By Vanessa Okoth-Obbo
The scene is a dimly lit room, possibly a basement, in someone’s suburban house. Empty beer bottles litter the floor, half-eaten pizza slices lie on the glass table; one girl is missing a shoe, and some guy has lost track of his jeans. As we see more of the house, we meet the people who left this wreckage behind. Most of the guests are asleep, and many are closer to nude on the spectrum of undress.
None of this imagery would seem particularly unusual on TV today (or on a Friday night, depending on how you roll). But when the video for “Criminal” arrived in 1997, directed by Mark Romanek and starring a 19-year-old Fiona Apple in the scenario described, it was a subject of major pop controversy. From the moment Apple stared at the camera and pronounced, “I’ve been a bad, bad girl,” it was clear that whatever came next was going to be memorable.
“Criminal” came to prominence more than a year after the July 1996 release of Tidal, Apple’s debut album. Coming in the wake of groundbreaking works by female soloists like Alanis Morissette’s blockbuster Jagged Little Pill, and preceding Sheryl Crow’s self-titled work by a few weeks, Tidal was perfectly timed to capitalize on the popularity of unapologetic, unabashed women in mainstream pop and rock.
While its tantalizing opening line might be the most readily quotable, it is not by any stretch the best lyric on “Criminal” — a song that Apple described as being about “feeling bad for getting something so easily by using your sexuality.” By the time she pleads, “Heaven help me for the way I am / Save me from these evil deeds before I get them done,” you’re almost ready to grant her redemption. She knows her action is wrong, but she can’t resist. If you find this situation at all relatable, then you’ll recognize what it’s like to look elsewhere for absolution when you’re too self-conscious to forgive yourself.
Apple wrote and recorded Tidal in her teens, subtly deconstructing themes of love, lust, and anguish with an expert’s skill.
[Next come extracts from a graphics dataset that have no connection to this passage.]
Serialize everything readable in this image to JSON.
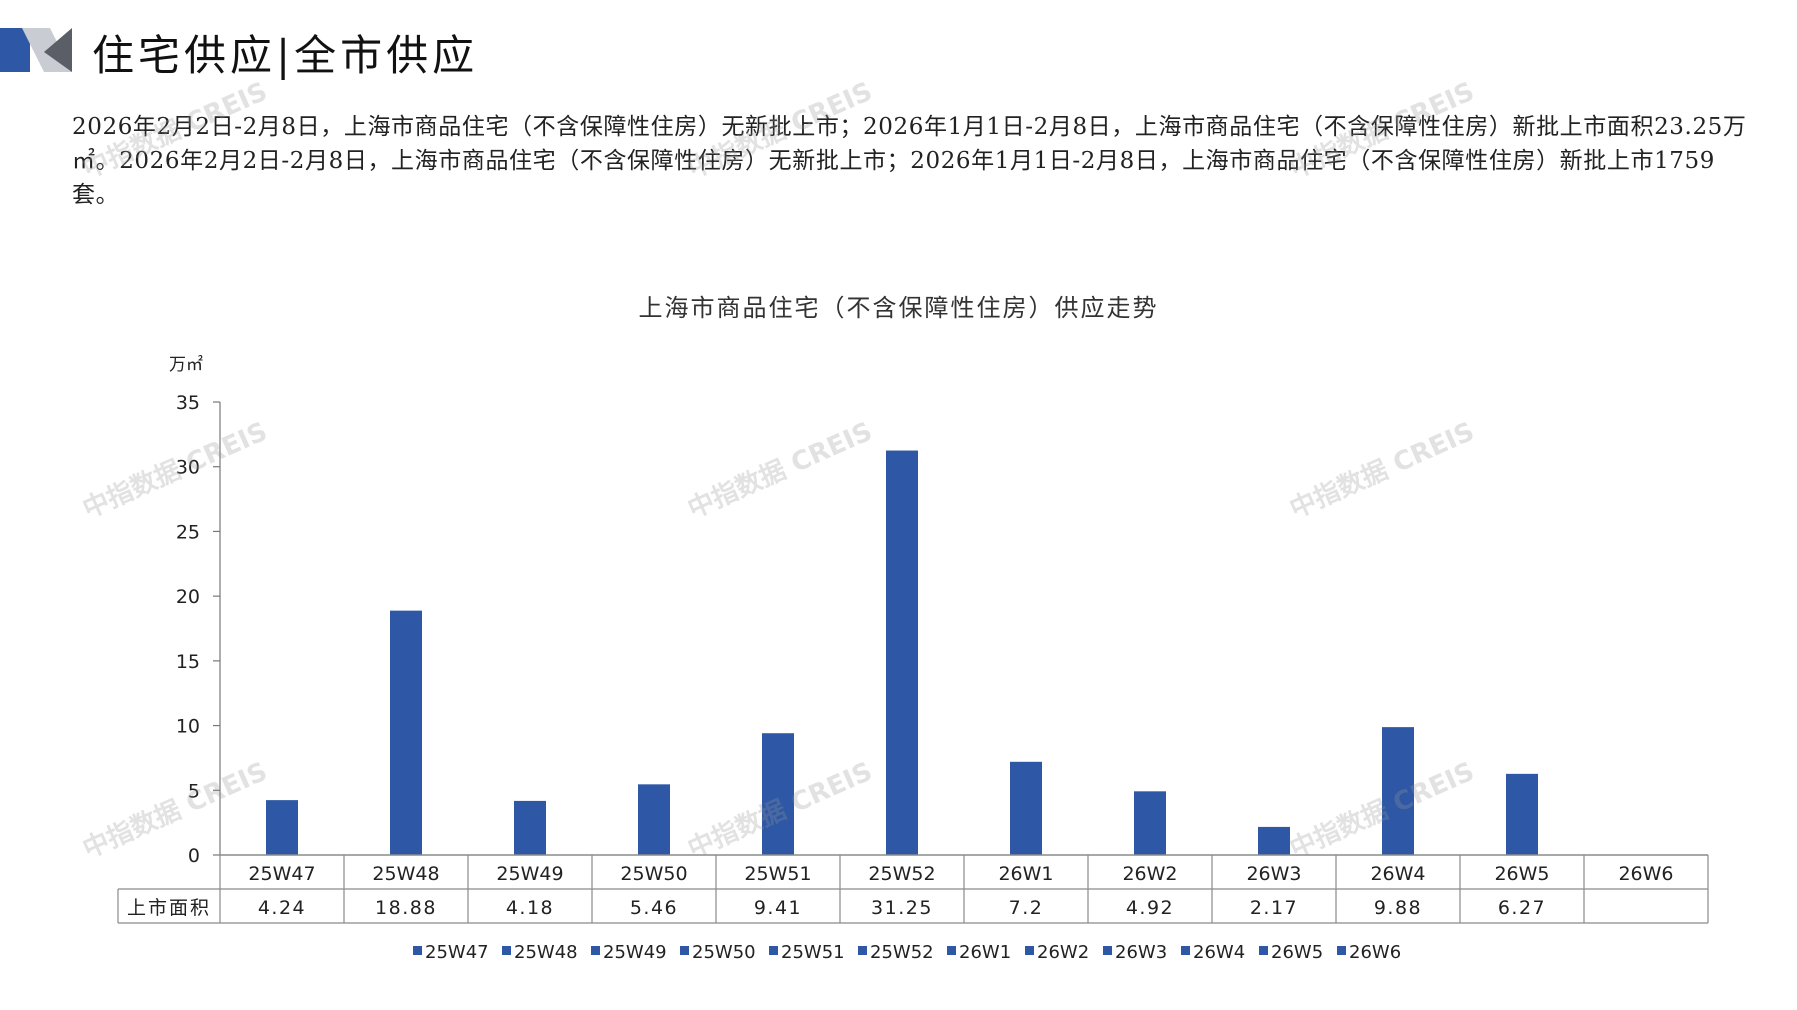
{
  "header": {
    "title": "住宅供应|全市供应",
    "accent_color": "#2E58A6",
    "secondary_color": "#BFC3CC"
  },
  "summary": {
    "text": "2026年2月2日-2月8日，上海市商品住宅（不含保障性住房）无新批上市；2026年1月1日-2月8日，上海市商品住宅（不含保障性住房）新批上市面积23.25万㎡。2026年2月2日-2月8日，上海市商品住宅（不含保障性住房）无新批上市；2026年1月1日-2月8日，上海市商品住宅（不含保障性住房）新批上市1759套。"
  },
  "watermark": {
    "text": "中指数据 CREIS"
  },
  "chart_data": {
    "type": "bar",
    "title": "上海市商品住宅（不含保障性住房）供应走势",
    "ylabel": "万㎡",
    "ylim": [
      0,
      35
    ],
    "yticks": [
      0,
      5,
      10,
      15,
      20,
      25,
      30,
      35
    ],
    "categories": [
      "25W47",
      "25W48",
      "25W49",
      "25W50",
      "25W51",
      "25W52",
      "26W1",
      "26W2",
      "26W3",
      "26W4",
      "26W5",
      "26W6"
    ],
    "series": [
      {
        "name": "上市面积",
        "values": [
          4.24,
          18.88,
          4.18,
          5.46,
          9.41,
          31.25,
          7.2,
          4.92,
          2.17,
          9.88,
          6.27,
          null
        ],
        "labels": [
          "4.24",
          "18.88",
          "4.18",
          "5.46",
          "9.41",
          "31.25",
          "7.2",
          "4.92",
          "2.17",
          "9.88",
          "6.27",
          ""
        ]
      }
    ],
    "bar_color": "#2E58A6",
    "legend": [
      "25W47",
      "25W48",
      "25W49",
      "25W50",
      "25W51",
      "25W52",
      "26W1",
      "26W2",
      "26W3",
      "26W4",
      "26W5",
      "26W6"
    ],
    "legend_position": "bottom",
    "data_table": true,
    "grid": false
  }
}
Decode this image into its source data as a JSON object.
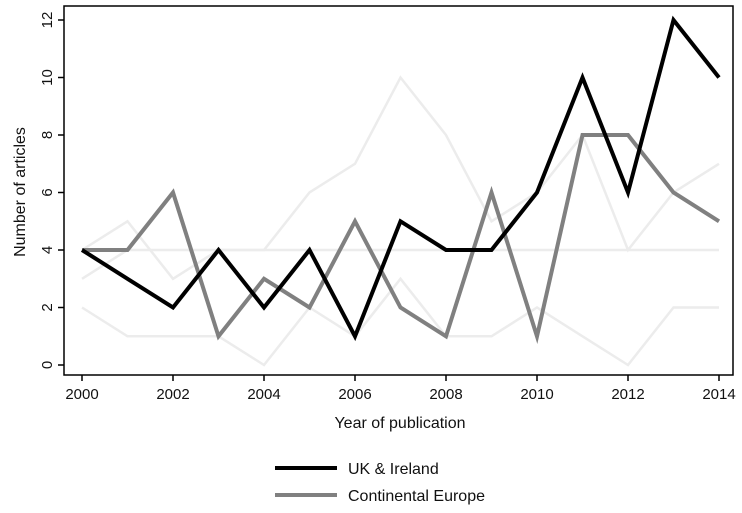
{
  "chart_data": {
    "type": "line",
    "xlabel": "Year of publication",
    "ylabel": "Number of articles",
    "xlim": [
      2000,
      2014
    ],
    "ylim": [
      0,
      12
    ],
    "x_ticks": [
      2000,
      2002,
      2004,
      2006,
      2008,
      2010,
      2012,
      2014
    ],
    "y_ticks": [
      0,
      2,
      4,
      6,
      8,
      10,
      12
    ],
    "x": [
      2000,
      2001,
      2002,
      2003,
      2004,
      2005,
      2006,
      2007,
      2008,
      2009,
      2010,
      2011,
      2012,
      2013,
      2014
    ],
    "series": [
      {
        "name": "UK & Ireland",
        "color": "#000000",
        "values": [
          4,
          3,
          2,
          4,
          2,
          4,
          1,
          5,
          4,
          4,
          6,
          10,
          6,
          12,
          10
        ]
      },
      {
        "name": "Continental Europe",
        "color": "#808080",
        "values": [
          4,
          4,
          6,
          1,
          3,
          2,
          5,
          2,
          1,
          6,
          1,
          8,
          8,
          6,
          5
        ]
      },
      {
        "name": "",
        "color": "#ececec",
        "values": [
          4,
          5,
          3,
          4,
          4,
          6,
          7,
          10,
          8,
          5,
          6,
          8,
          4,
          6,
          7
        ]
      },
      {
        "name": "",
        "color": "#ececec",
        "values": [
          3,
          4,
          4,
          4,
          4,
          4,
          4,
          4,
          4,
          4,
          4,
          4,
          4,
          4,
          4
        ]
      },
      {
        "name": "",
        "color": "#ececec",
        "values": [
          2,
          1,
          1,
          1,
          0,
          2,
          1,
          3,
          1,
          1,
          2,
          1,
          0,
          2,
          2
        ]
      }
    ],
    "legend": [
      "UK & Ireland",
      "Continental Europe"
    ],
    "legend_position": "bottom",
    "grid": false
  }
}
A close read of the lyrics, with the understanding that Apple is credited as the sole songwriter, provides keen insight into the mind of someone living through the tumult of adolescence. She’s up, then she’s down; she’s sorry, but she doesn’t care; she can’t be without her lover, then she can’t run far enough in the opposite direction.
“Sleep to Dream,” released as the second single from Tidal in 1996, is a warning to an unserious partner. “I have never been so insulted in all my life / I could swallow the seas to wash down all this pride / First you run like a fool just to be at my side / And now you run like a fool, but you just run to hide, and I can’t abide,” Apple snarls against the deep rumble of the percussion, her rhymes cascading to devastating effect. On the next track, Apple takes you somewhere else entirely: “Sullen Girl,” a haunting, piano-driven ballad, starts out by describing what seems like everyday adolescent ennui, but soon reveals something more sinister — the aftermath of a sexual assault by a stranger when Apple was just 12 years old.
The emotional peaks and troughs continue this way through the album, cresting on “The First Taste,” a surprisingly perky tune about the thrill of a new pursuit. Tidal only lasts 10 songs and 51 minutes, but the listener feels so much in a short span of time. This thrilling, painful depth of feeling — a large part of the struggle to navigate the transition into adulthood — hasn’t gotten easier for young people in the 20 years since Tidal was released, and the work she did to catalogue the contradictions of youth in full emotional color are one reason the album has aged so well.
Above all, like most teens, Apple just wanted to be understood. This has continued to be a major force driving her career in subsequent years: Not only does she lay her soul bare on record, she flouts the norms of celebrity reservedness in interviews and in public, most notably in her famous/infamous “This world is bullshit” speech at the 1997 VMAs, where she won Best New Artist. For her sins, Apple has been labeled in the media as “precocious,” “a shrinking violet,” “a moody teenager,” and “an underfed Calvin Klein model” — that last one as recently as 2005.
It’s interesting to consider the stakes of releasing such an unguarded, nakedly confessional record in 1996, compared to 2016. The same approach that led to mockery and misunderstanding for a young Fiona Apple in the ’90s is closer to the norm today, when fans expect their pop stars to be open and accessible about their inner lives. Adele is the closest thing we have to a universally loved musician right now, in large part due to the perceived realness and emotional intimacy she shares with her audience; pop stars from Beyoncé to Taylor Swift welcome fans into their lives via regular glimpses in song and on social media.
Apple negotiated a different path for herself after Tidal. While that album’s frankness never left her music, she largely retreated from the pop scene within a few years — which has, in turn, made her later albums feel like highly sought-after grails for her loyal fans. When she does speak with the public through the press, she’s as inimitably forthcoming as ever. In one interview after her 1997 VMAs speech, Apple said, “I'm just hoping that if I can be raw about my emotions and not hide anything, I can show people my age and younger it’s OK." Twenty years later, Tidal stands as the historical proof that it is, and will continue to be, OK.